Current conditions point to broad-based increases in global food commodity production, alongside strong consumption growth and a recovery in inventories, although weather variability and a clouded trade outlook could pose risks, according to a new report published today by the Food and Agriculture Organization of the United Nations (FAO).
Global wheat and coarse grain outputs are on track to set new records, with the same applying to rice production in Asia and the Latin America and Caribbean region. Stocks-to-use ratios for these key staples are also forecast to rise, according to the new FAO Food Outlook.
The biannual publication provides updated market assessments and forecasts for the production, utilization, trade, and stocks of major food commodities including cereals, oilcrops, sugar, meat, dairy products, and fisheries. The new edition offers additional insights into olive oil, fertilizer markets, and the global food import bill.
"The rebound in global food production marks a positive turning point for market stability. But behind these numbers lie persistent risks, from extreme weather to fragile trade relations, that can quickly reshape global supply and access. Building resilience across the agrifood system remains our greatest challenge," said FAO Chief Economist Maximo Torero.
Salient takeaways from the commodity analyses include:
--Global wheat inventories are expected to expand by 3.6 percent in the year ahead to reach their highest-ever level by the end of seasons in 2026, while world rice stocks are forecast to increase by 2.2 percent to a new record high.
--World meat production is expected to rise by 1.4 percent, led by poultry, while bovine meat output will likely contract due largely to reduced cattle inventories in Brazil and the United States of America.
--Global sugar stocks are anticipated to increase as bumper harvests in Brazil, along with strong outturns in India and Thailand, are foreseen to drive production up much faster than consumption.
--Global vegetable oil consumption, by contrast, is forecast to outpace production, influenced by reduced soybean outputs, resulting mainly from reduced planting areas in Argentina, India, Ukraine and the United States of America.
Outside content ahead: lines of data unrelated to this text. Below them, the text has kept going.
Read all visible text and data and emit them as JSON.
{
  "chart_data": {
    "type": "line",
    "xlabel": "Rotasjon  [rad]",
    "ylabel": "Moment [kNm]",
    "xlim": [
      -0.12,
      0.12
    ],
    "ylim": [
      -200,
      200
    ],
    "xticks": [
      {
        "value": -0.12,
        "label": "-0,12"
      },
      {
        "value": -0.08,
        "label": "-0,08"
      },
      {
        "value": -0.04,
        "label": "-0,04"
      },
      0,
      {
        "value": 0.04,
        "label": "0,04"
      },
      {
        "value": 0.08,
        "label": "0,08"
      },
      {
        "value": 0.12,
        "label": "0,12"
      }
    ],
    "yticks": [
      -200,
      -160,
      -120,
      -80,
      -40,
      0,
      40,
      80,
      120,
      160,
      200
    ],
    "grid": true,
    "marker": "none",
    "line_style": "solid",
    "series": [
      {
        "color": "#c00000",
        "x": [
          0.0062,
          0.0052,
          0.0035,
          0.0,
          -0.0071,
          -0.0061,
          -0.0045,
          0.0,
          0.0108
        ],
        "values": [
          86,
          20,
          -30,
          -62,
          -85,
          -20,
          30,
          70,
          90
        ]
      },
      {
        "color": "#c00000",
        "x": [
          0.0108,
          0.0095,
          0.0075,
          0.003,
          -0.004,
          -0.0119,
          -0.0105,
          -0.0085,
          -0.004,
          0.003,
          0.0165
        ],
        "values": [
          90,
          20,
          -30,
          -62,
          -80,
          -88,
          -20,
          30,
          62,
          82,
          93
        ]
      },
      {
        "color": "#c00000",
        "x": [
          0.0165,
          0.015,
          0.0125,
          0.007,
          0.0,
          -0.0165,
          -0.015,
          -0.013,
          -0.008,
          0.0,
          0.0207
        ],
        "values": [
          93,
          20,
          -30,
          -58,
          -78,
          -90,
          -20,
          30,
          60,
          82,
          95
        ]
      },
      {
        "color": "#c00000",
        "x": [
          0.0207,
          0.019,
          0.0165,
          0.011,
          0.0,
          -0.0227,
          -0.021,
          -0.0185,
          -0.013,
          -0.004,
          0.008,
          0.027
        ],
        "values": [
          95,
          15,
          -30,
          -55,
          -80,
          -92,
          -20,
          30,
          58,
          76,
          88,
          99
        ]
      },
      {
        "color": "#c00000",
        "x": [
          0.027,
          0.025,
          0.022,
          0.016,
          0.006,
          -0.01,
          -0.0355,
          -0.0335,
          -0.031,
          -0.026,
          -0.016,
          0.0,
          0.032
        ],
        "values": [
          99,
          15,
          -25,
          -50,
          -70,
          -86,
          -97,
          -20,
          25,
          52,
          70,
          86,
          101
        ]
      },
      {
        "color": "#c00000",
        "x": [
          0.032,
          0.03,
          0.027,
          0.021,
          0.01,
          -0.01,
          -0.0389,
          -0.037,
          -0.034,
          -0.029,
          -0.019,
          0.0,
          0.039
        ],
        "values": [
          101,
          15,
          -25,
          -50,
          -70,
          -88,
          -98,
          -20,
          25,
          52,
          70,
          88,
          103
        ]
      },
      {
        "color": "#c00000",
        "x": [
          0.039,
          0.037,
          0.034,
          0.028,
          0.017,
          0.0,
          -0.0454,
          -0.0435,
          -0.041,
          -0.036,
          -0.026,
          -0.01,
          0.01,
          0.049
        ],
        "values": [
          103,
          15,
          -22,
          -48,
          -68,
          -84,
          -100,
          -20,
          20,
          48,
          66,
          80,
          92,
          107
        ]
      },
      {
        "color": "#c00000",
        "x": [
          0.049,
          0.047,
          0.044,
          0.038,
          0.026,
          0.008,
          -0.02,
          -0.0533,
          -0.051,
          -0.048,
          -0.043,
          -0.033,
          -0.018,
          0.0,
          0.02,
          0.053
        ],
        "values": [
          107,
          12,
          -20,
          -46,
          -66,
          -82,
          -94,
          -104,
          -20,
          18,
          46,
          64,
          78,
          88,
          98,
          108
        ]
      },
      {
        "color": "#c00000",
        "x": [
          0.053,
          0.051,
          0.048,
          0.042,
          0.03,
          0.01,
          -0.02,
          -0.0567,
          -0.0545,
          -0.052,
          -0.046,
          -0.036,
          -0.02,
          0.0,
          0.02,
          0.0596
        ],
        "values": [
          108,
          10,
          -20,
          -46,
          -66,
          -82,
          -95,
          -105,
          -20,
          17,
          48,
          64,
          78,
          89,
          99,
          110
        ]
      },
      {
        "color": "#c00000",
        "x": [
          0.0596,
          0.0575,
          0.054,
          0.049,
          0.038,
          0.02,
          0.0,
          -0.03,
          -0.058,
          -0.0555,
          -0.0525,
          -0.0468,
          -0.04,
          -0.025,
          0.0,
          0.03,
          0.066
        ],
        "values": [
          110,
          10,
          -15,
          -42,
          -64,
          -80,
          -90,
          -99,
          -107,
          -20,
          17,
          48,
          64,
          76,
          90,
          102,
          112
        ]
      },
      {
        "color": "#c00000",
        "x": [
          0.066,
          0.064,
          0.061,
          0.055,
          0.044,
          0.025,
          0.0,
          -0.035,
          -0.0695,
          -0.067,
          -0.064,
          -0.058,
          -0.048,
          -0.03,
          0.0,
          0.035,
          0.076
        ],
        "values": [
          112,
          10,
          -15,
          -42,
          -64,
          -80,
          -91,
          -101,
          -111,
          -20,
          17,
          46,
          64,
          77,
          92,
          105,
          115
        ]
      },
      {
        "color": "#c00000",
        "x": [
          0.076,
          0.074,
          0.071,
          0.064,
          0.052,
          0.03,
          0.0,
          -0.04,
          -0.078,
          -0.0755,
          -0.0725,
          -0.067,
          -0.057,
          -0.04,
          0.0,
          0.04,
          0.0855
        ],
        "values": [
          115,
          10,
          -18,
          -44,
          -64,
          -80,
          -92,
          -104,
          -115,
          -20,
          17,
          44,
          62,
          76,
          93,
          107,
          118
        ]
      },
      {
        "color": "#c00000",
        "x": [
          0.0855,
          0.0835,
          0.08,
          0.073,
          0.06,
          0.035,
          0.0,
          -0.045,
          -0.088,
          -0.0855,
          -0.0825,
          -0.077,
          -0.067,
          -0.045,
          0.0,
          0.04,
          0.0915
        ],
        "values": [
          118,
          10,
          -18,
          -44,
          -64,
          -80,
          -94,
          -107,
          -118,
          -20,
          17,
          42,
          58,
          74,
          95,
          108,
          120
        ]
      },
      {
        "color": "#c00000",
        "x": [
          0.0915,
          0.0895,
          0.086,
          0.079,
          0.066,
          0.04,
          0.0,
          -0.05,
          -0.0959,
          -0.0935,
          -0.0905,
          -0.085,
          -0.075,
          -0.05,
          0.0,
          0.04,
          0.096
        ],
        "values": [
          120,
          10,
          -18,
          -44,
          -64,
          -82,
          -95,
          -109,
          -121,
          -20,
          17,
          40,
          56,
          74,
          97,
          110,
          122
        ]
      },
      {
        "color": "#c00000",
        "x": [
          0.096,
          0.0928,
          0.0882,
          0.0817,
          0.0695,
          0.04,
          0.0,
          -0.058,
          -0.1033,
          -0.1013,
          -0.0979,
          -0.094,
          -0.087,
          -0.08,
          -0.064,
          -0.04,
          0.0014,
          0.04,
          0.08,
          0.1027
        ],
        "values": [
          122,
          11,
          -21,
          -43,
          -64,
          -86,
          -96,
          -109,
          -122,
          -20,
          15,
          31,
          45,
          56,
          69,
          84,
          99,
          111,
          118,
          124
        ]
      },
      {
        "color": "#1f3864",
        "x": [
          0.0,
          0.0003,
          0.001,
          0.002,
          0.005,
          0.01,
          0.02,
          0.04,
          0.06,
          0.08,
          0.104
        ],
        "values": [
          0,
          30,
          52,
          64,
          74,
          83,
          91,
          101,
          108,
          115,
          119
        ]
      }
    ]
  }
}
--Global fisheries and aquaculture production is forecast to increase by 1.7 percent, with expectations of a 2.5 percent increase in per capita food consumption of aquaculture products offsetting a decline in consumption from capture fisheries.
Special chapters on olive oil trends and fertilizermarkets
The FAO Food Outlook offers a detailed assessment of the olive oil market, predicting a recovery from recent drought conditions that curtailed output and drove up prices.-
Wholesale prices in Spain, the world's leading producer, and Greece have dropped by more than half since early 2024, although they remain at relatively high levels in Italy. Ample rainfall throughout the growing season in Tunisia points to a record-breaking production of more than 400 000 tonnes, which could make the country the world's second-largest olive oil producer in 2025/26.
Lower prices are underpinning a consumption recovery, and global trade in olive oil could hit a historical high in the season ahead, although tariffs in the United States of America may curb overall trade volumes.
In separate analysis, FAO finds that global fertilizer utilization rebounded in the 2024/25 season, following a period of reduced application due to reduced availability and affordability. The average price of a stylized fertilizer basket stood at USD 489 per tonne in September 2025, down 40 percent from the record peak of April 2022, although still higher than in 2024. Nitrogen fertilizer supply is expected to remain adequate in the short term, supported by China's return to global markets with increased export quotas for 2025 and 2026.
Food import bill
The Food Outlook also presents FAO's updated estimate for the global food import bill (FIB) in 2025, which is expected to rise by nearly 8 percent from the previous year to reach $2.22 trillion. ,
By contrast, lower prices for cereals and sugar, are estimated to result in significant declines in the aggregate import bills for those commodities.
The combined food import bill for Low-Income Countries is expected to decline slightly compared to 2024, while that for sub-Saharan Africa should rise modestly.